We had a fantastic day of birding last Sunday, April 27th. We started out at Greenlawn Cemetery, which is a birding hotspot for central Ohio. We weren't disappointed. We saw nearly 50 species of birds in just a couple of hours of strolling around to the habitats where most of the action occurs.

We first walked from the visitors center to the "pit" via a meadow path. The bees were working hard to gather pollen from the apple trees.

I was intrigued by this old maple that is regenerating from a huge stump. That diameter must be about 8 feet or so.

This European ornamental beech is a fantastic specimen. The trees at Greenlawn are stunning, and there is so much variety that is not surprising that this large cemetery is a birding hotspot.

One of the nice finds for the day was this purple finch. We don't have them around here very often. Mike Flynn, our leader for the day, said that it's been four years or so since he last seen them around here.

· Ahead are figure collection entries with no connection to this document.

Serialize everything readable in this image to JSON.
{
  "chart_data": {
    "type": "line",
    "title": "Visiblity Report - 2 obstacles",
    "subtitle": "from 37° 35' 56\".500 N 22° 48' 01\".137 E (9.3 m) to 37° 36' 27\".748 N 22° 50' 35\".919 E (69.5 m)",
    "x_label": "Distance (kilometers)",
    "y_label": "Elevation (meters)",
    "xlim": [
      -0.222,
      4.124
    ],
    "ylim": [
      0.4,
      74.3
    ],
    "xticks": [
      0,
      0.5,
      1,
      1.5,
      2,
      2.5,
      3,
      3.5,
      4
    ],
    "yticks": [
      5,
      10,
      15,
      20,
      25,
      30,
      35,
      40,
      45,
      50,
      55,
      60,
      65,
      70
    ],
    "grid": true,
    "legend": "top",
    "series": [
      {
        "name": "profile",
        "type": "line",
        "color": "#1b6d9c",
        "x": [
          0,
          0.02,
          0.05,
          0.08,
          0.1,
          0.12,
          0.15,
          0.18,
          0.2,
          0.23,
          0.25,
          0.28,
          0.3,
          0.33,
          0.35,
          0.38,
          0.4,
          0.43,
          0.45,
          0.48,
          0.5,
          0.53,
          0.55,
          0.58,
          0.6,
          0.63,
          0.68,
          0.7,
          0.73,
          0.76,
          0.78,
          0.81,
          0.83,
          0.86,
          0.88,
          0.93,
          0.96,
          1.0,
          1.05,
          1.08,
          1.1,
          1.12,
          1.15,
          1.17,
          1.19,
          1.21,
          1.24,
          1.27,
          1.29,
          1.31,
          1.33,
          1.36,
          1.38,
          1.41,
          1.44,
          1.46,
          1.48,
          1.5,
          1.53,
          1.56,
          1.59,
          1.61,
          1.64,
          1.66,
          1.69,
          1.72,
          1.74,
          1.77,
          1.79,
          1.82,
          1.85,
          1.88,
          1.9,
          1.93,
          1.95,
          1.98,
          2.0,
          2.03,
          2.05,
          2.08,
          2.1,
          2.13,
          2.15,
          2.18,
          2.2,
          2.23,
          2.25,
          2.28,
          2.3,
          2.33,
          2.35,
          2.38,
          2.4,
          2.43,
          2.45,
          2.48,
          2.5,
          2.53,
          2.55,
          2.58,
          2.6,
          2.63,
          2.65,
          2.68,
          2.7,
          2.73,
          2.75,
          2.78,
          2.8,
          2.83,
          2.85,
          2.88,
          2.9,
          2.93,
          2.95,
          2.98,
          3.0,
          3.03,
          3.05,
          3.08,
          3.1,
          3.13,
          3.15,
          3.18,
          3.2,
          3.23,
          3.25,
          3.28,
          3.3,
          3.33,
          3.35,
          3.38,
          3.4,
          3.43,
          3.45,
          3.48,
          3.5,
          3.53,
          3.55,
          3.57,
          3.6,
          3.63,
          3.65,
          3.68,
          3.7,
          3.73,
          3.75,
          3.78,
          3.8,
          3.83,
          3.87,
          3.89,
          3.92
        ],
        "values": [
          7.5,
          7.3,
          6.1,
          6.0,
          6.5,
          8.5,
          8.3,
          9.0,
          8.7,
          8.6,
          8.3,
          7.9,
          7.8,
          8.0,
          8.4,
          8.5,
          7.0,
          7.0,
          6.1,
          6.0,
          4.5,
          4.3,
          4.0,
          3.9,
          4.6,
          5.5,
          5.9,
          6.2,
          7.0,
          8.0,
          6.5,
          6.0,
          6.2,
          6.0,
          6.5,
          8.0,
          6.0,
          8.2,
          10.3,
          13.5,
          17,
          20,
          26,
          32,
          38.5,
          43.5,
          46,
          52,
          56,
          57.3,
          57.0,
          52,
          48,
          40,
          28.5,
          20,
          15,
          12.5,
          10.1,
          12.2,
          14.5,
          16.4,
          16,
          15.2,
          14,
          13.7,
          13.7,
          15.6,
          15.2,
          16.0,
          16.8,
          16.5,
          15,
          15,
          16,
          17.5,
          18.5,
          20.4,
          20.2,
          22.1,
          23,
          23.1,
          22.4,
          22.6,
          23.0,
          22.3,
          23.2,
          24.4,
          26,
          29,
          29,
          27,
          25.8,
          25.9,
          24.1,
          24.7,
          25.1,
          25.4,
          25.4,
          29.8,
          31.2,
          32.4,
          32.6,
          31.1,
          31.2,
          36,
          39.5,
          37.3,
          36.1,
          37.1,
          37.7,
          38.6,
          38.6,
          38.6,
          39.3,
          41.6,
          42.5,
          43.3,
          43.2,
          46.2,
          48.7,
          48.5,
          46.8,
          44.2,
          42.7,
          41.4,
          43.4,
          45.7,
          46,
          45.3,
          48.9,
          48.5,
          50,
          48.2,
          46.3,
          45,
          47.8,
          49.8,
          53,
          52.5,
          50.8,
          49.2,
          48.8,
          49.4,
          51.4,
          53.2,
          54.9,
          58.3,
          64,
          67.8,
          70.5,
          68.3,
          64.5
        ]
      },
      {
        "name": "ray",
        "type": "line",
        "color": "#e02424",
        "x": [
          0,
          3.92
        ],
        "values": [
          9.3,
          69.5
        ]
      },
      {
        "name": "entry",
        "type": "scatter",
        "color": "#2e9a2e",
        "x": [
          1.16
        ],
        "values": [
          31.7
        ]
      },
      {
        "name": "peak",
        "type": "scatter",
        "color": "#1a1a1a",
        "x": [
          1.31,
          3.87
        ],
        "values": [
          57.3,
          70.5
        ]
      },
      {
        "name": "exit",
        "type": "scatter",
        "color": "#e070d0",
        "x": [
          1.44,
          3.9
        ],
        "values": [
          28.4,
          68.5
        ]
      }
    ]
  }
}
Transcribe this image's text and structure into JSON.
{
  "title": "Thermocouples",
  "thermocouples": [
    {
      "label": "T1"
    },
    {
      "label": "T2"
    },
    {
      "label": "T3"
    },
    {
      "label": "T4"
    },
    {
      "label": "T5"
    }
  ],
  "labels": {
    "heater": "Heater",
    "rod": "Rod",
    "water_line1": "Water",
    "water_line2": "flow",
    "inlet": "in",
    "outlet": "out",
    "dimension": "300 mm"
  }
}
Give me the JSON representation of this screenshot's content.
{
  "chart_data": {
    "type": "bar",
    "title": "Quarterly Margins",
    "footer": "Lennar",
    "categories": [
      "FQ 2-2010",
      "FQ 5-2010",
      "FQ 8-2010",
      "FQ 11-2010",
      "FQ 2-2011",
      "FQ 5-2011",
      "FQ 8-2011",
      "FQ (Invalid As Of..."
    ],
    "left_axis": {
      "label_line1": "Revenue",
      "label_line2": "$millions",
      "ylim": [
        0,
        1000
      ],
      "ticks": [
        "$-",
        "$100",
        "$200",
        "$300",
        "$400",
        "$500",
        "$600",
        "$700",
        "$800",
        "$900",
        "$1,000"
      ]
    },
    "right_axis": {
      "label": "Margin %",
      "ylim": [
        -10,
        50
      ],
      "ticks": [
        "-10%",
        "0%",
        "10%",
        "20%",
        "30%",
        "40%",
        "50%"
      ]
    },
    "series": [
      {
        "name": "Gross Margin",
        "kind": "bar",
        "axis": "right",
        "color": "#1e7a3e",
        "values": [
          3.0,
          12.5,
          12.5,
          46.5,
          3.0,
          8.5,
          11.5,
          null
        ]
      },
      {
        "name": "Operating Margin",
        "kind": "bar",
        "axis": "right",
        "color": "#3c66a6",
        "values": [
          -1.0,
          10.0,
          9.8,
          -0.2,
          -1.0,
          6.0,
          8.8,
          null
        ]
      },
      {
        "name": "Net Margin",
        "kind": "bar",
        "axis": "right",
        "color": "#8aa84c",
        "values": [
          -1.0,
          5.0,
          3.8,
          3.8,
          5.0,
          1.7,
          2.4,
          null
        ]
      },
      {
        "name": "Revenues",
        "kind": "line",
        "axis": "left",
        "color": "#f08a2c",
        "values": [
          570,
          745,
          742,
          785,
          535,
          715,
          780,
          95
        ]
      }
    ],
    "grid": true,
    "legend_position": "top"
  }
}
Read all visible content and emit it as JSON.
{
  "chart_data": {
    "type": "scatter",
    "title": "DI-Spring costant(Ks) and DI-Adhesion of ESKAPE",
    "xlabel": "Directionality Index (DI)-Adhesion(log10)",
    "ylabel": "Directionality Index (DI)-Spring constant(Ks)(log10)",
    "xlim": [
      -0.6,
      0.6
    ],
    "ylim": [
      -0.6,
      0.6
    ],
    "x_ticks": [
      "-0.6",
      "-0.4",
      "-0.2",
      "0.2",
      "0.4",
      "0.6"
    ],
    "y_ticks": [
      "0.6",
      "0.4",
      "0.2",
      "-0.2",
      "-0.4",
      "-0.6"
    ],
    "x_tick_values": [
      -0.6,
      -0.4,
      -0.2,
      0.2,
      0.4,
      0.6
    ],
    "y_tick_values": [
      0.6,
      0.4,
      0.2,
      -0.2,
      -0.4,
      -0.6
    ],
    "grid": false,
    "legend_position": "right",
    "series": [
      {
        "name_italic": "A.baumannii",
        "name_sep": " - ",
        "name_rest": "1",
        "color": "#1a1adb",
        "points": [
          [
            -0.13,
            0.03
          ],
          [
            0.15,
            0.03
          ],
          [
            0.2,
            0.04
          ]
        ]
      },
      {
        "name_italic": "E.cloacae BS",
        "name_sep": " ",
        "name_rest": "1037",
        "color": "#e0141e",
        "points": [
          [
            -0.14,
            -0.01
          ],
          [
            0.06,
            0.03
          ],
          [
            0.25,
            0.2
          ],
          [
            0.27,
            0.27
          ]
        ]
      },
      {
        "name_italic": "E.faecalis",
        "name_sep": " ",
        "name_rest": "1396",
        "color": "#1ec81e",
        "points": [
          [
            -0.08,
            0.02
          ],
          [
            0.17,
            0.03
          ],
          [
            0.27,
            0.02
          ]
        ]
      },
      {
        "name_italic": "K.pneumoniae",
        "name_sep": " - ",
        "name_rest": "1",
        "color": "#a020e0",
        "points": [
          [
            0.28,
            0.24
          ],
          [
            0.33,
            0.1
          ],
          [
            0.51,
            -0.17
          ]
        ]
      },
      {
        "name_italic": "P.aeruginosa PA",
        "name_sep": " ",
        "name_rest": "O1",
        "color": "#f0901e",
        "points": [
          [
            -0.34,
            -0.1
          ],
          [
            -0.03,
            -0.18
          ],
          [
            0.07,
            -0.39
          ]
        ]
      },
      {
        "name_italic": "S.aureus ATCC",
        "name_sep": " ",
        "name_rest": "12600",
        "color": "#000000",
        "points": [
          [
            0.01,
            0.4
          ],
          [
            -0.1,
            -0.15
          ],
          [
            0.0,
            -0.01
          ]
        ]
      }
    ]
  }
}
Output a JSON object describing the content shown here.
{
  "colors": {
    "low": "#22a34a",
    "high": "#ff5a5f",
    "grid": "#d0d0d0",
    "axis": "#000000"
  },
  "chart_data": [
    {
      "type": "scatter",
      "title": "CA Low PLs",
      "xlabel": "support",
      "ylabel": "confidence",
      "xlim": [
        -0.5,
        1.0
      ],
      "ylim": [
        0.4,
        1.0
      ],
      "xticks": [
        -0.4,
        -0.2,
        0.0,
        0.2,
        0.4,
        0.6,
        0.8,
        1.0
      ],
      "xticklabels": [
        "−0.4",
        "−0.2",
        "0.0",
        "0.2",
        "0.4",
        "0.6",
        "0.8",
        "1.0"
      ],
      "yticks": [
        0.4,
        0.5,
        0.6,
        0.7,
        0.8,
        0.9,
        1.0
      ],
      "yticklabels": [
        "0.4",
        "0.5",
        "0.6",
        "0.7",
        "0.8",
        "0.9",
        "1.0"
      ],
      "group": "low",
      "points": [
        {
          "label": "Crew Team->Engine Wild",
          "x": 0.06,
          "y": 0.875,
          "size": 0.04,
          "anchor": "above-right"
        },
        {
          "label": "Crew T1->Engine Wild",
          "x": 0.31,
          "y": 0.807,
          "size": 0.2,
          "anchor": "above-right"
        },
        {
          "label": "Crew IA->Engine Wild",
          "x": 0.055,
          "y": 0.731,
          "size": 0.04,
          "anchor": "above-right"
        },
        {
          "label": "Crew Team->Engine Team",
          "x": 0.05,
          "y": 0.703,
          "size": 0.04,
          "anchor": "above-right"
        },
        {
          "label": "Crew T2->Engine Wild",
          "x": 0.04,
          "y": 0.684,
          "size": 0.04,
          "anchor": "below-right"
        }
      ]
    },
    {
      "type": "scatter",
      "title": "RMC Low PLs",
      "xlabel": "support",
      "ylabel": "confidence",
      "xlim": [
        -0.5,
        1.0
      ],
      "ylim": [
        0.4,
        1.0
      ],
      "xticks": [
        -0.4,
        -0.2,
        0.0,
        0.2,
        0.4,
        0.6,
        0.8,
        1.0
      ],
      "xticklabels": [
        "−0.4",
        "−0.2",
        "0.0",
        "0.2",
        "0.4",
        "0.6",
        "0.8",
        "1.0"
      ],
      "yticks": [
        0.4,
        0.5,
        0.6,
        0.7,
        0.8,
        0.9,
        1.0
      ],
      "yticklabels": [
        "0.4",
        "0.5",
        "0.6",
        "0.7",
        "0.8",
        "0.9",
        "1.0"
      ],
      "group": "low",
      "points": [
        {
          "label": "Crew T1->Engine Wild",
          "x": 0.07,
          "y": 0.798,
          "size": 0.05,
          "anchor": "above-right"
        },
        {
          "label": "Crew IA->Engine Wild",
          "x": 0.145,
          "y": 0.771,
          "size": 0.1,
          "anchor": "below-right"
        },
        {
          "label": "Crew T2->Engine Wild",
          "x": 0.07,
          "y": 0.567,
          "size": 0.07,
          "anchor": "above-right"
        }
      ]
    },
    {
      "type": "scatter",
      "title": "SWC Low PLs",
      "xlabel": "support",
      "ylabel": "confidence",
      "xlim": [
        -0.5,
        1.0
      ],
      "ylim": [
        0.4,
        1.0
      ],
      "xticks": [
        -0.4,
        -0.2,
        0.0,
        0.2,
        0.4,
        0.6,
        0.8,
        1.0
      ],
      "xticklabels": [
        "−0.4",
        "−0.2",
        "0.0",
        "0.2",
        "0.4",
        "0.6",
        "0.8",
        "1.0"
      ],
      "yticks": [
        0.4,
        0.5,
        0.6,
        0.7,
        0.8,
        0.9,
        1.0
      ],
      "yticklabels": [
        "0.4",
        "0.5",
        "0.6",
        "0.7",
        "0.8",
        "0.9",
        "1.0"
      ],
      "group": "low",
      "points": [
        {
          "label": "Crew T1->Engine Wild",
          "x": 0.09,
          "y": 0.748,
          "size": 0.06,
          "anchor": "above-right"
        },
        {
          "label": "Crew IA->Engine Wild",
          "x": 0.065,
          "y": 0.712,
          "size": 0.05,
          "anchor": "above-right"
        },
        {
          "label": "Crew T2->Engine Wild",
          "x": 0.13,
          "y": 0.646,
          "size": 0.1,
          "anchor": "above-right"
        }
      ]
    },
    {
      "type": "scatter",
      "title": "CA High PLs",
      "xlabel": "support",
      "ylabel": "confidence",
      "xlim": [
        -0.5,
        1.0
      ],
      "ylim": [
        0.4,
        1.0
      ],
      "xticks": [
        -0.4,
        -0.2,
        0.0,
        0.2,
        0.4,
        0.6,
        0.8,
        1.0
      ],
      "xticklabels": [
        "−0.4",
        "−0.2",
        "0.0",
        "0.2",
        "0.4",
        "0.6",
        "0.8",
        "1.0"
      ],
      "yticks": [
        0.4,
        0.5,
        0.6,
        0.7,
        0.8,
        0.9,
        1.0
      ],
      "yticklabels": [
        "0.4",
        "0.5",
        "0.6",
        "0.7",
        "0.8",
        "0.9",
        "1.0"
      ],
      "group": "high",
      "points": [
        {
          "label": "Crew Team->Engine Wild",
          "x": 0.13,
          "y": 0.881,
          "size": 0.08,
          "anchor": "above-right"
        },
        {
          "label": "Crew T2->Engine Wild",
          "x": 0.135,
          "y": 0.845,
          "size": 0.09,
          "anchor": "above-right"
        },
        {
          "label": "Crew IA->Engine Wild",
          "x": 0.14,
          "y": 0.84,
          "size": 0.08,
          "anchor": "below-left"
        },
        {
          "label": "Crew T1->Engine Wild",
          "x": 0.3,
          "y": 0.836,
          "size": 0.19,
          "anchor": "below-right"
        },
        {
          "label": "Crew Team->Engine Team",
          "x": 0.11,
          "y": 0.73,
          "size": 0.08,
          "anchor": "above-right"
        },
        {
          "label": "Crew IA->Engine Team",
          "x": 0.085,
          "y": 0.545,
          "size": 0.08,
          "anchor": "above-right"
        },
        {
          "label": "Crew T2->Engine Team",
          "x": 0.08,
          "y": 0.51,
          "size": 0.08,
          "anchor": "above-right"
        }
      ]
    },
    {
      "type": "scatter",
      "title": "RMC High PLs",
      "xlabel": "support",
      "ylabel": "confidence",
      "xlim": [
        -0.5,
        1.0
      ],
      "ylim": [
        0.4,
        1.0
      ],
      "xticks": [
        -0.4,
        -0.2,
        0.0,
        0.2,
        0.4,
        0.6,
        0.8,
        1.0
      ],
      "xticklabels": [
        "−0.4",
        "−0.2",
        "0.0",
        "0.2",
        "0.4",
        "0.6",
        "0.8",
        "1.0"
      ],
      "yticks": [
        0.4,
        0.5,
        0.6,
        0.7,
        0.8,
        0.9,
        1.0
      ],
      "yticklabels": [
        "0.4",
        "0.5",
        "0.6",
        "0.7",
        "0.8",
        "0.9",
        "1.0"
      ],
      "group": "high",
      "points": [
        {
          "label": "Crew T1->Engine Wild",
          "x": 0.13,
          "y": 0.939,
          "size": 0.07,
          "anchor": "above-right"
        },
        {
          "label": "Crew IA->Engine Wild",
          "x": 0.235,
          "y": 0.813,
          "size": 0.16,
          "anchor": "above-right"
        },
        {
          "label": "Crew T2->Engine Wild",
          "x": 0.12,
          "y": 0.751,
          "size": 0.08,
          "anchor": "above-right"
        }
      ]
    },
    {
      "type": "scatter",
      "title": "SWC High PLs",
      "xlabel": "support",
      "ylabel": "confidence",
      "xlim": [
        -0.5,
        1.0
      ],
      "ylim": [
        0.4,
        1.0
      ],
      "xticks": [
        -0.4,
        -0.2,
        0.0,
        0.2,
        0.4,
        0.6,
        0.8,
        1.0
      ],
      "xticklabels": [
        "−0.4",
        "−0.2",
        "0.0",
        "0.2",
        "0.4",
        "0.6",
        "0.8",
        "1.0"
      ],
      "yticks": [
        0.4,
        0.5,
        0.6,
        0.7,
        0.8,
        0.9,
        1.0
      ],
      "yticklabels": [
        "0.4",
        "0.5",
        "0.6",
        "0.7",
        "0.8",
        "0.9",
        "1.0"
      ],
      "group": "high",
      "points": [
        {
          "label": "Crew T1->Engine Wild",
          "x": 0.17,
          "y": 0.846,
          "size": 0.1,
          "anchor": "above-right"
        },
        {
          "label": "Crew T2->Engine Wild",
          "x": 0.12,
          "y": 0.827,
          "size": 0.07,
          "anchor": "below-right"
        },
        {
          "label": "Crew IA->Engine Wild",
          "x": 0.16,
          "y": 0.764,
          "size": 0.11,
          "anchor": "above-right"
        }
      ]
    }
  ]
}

We enjoyed watching three Orchard Orioles working the buds of this tree. There were two adults and a subadult sticking pretty close together.

Another nice spot of the day - a male Rose-breasted Grosbeak.

This intimidating looking thing is a snapping turtle. What a view! I'll take a bird AHV anyday over this one.

Male cowbird - not my favorite species of bird as they are nest parasites.

Downy woodpecker trying to get her turn at the suet cake.

After Greenlawn, a few of us avid birders carried on to Slate Run for some different habitat. I hadn't been to this Metro park before, but I'll definitely go back. Aside from the ticks, it was a lovely set of wetland habitats and there were another 50 or so species of birds to be found there during the afternoon.

This gander was keeping a careful watch on us and even came out to try to intimidate us to stay away from his mate.

She was sitting on a clutch of eggs and was also keeping a careful eye on us.

There were a lot of eastern blue bird boxes scattered around the park, but the tree swallows seemed to be in control of them.